Vader’s rejection of the Dark Side
One question we were left with at the end of The Force Awakens was, how much did Kylo Ren really know about his chosen hero, Darth Vader? Was he aware that Vader turned away from the Dark Side just before the Empire crumbled in Return Of The Jedi. An exchange between Snoke and Ren, present in the book but cut from the film, provides the answer.
“Had Lord Vader not succumbed to emotion at the crucial moment—had the father killed the son—the Empire would have prevailed,” Snoke tells Ren. “And there would be no threat of Skywalker’s return today…”
What would have been an action-filled call-back to a famous chase from Return Of The Jedi exists solely – at least for now- as a passage in Alan Dean Foster’s novelization. In it, Finn and Rey steal a snowspeeder during the Resistance assault on the Starkiller base. A break-neck pursuit ensues, with Rey piloting the vehicle while Finn blasts at the First Order snowtroopers in hot pursuit.
Again, this sequence must have remained in the movie until fairly late in production, since hints of it were all over Force Awakens merchandising and marketing materials, from publicity shots of Kylo Ren posing with Snowtroopers to Hasbro snowspeeder toys. If the snowspeeder chase doesn’t make an appearance on The Force Awakens‘ home release, we’d be more than a little surprised.
Rey’s farewell to Leia
Some of the most effective scenes in The Force Awakens unfolded without a word of dialogue, not least Rey’s introduction as a scavenger on Jakku and the grand finale, in which Rey said farewell to her newfound friends and headed off in the Millennium Falcon to find Luke Skywalker.

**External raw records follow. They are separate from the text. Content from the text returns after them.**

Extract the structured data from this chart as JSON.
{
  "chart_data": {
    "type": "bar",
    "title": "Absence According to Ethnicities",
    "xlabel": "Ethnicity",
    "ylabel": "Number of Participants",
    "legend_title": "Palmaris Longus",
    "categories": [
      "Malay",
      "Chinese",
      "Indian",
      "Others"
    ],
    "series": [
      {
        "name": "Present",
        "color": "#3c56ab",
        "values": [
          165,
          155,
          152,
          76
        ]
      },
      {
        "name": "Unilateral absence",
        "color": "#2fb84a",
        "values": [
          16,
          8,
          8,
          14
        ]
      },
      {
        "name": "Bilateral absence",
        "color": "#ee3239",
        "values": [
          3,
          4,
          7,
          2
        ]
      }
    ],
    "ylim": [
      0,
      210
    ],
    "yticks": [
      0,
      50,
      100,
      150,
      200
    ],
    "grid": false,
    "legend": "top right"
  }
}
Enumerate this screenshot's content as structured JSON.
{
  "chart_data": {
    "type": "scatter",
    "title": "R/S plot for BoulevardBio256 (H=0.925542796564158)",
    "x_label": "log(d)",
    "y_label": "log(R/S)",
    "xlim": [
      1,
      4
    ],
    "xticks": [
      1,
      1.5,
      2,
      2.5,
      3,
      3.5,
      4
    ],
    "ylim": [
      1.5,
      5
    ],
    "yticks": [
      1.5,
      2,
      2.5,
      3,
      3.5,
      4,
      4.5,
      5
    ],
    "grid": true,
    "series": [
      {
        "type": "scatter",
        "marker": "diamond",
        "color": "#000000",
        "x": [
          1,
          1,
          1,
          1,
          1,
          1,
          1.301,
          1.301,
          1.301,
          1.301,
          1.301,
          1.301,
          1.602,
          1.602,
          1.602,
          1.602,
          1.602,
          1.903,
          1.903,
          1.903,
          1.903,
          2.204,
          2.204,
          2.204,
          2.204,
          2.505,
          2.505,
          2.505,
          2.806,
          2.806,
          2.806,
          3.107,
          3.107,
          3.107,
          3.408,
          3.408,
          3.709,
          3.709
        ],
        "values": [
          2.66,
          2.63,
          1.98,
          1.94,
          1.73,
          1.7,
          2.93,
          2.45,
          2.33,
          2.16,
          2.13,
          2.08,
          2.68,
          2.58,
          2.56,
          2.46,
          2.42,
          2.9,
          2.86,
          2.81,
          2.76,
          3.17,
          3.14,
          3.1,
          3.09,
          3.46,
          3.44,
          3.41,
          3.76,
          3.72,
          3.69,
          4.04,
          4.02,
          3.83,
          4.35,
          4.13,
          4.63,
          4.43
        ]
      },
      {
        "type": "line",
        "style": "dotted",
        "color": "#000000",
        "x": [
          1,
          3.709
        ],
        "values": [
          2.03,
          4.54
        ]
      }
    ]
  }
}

Abrams’ visual approach did, however, leave one or two things unsaid as the final credits rolled. Why did Rey go to find Luke and not his sister, Leia? Did Chewbacca mind that Rey was his new co-pilot after years of sharing the Falcon with Han?
The novelisation doesn’t exactly spell things out, but it suggests that there was a more verbose version of the script where Leia and Chewbacca, in their own way, give Rey their respective blessings before she goes off to meet Luke.
“This is how it has to be,” Rey tells Leia just before she steps aboard the Falcon. “This is how it should be.”
“I know it, too”, Leia replies. “May the Force be with you.”
On the Millennium Falcon, Rey asks Chewbacca whether he’s sure she can sit in the pilot’s chair. With a growl and a friendly, welcoming paw, the Wookiee give his assent: Rey is officially the Falcon’s new co-pilot.
Of course, these are only the scenes that we know about from comparing the book and other accounts to the movie. There are other bits and pieces we might see, too, such as the long-rumoured lightsaber scene that would have opened the movie, but was replaced by a Star Destroyer eclipsing Jakku at some point in the production.
Plus, there’s a late scene that reportedly sees Kylo Ren briefly climb aboard the Millennium Falcon and reflect on his estranged father. Who knows what else was filmed but never included in the final cut? At present, only Abrams and his fellow filmmakers. Here’s hoping we see at least some of these trimmed sequences soon.
The Star Wars: The Force Awakens novelization is out now.